Donc, nous dit Le Gaulois, Vésinier s’est marié à Londres en mai 1872. Si vous avez lu les articles précédents, vous avez compris qu’il est improbable que Lissagaray ait été témoin à son mariage et certaine que Marx (même avec le prénom Carle) n’y a pas assisté.
Fake news, donc. Ce qui m’a le plus énervée, c’est qu’on y fasse la liste de tous ces messieurs et qu’on ne parle d’aucune femme, même pas de la mariée, qui passe du statut de « fille de » à celui de « femme de » sans avoir jamais eu d’identité. Dans cet article d’un journal réactionnaire et mal-intentionné comme dans ceux d’historiens se croyant bien intentionnés.

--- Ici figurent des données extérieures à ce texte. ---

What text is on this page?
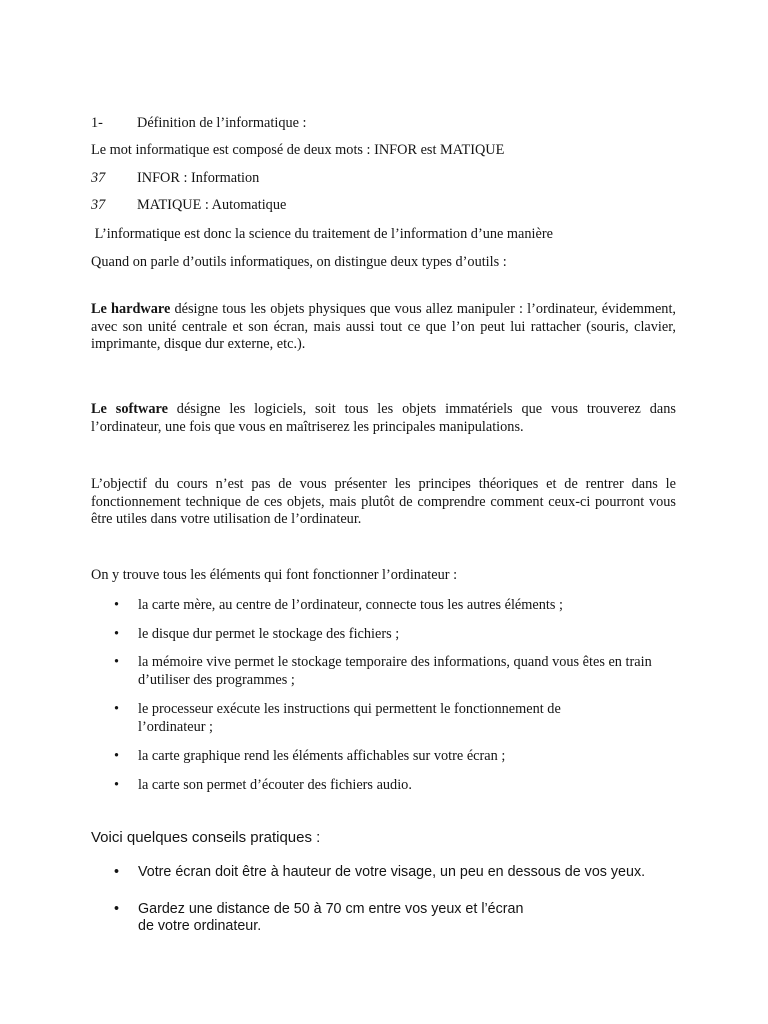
1-	Définition de l’informatique :

Le mot informatique est composé de deux mots : INFOR est MATIQUE

37	INFOR : Information
37	MATIQUE : Automatique

L’informatique est donc la science du traitement de l’information d’une manière

Quand on parle d’outils informatiques, on distingue deux types d’outils :

Le hardware désigne tous les objets physiques que vous allez manipuler : l’ordinateur, évidemment, avec son unité centrale et son écran, mais aussi tout ce que l’on peut lui rattacher (souris, clavier, imprimante, disque dur externe, etc.).

Le software désigne les logiciels, soit tous les objets immatériels que vous trouverez dans l’ordinateur, une fois que vous en maîtriserez les principales manipulations.

L’objectif du cours n’est pas de vous présenter les principes théoriques et de rentrer dans le fonctionnement technique de ces objets, mais plutôt de comprendre comment ceux-ci pourront vous être utiles dans votre utilisation de l’ordinateur.

On y trouve tous les éléments qui font fonctionner l’ordinateur :

• la carte mère, au centre de l’ordinateur, connecte tous les autres éléments ;
• le disque dur permet le stockage des fichiers ;
• la mémoire vive permet le stockage temporaire des informations, quand vous êtes en train d’utiliser des programmes ;
• le processeur exécute les instructions qui permettent le fonctionnement de l’ordinateur ;
• la carte graphique rend les éléments affichables sur votre écran ;
• la carte son permet d’écouter des fichiers audio.

Voici quelques conseils pratiques :

• Votre écran doit être à hauteur de votre visage, un peu en dessous de vos yeux.
• Gardez une distance de 50 à 70 cm entre vos yeux et l’écran de votre ordinateur.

Je rappelle que, né en 1828, Gabriel Ranvier était plus jeune que Vésinier (né en 1824). Cela ne l’empêchait certes pas d’avoir une fille en âge de se marier, mais quand même.
Je n’ai pas la prétention de rechercher un acte d’état civil ou l’équivalent, anglais — je ne saurais d’ailleurs pas comment faire. Mais… si Vésinier a épousé quelqu’un, cela doit se voir sur son acte de décès. Il est mort le 10 juin 1902 dans le vingtième arrondissement de Paris. Voici son acte de décès :

Ainsi donc, c’est bien avec Louise Diringer qu’il était marié.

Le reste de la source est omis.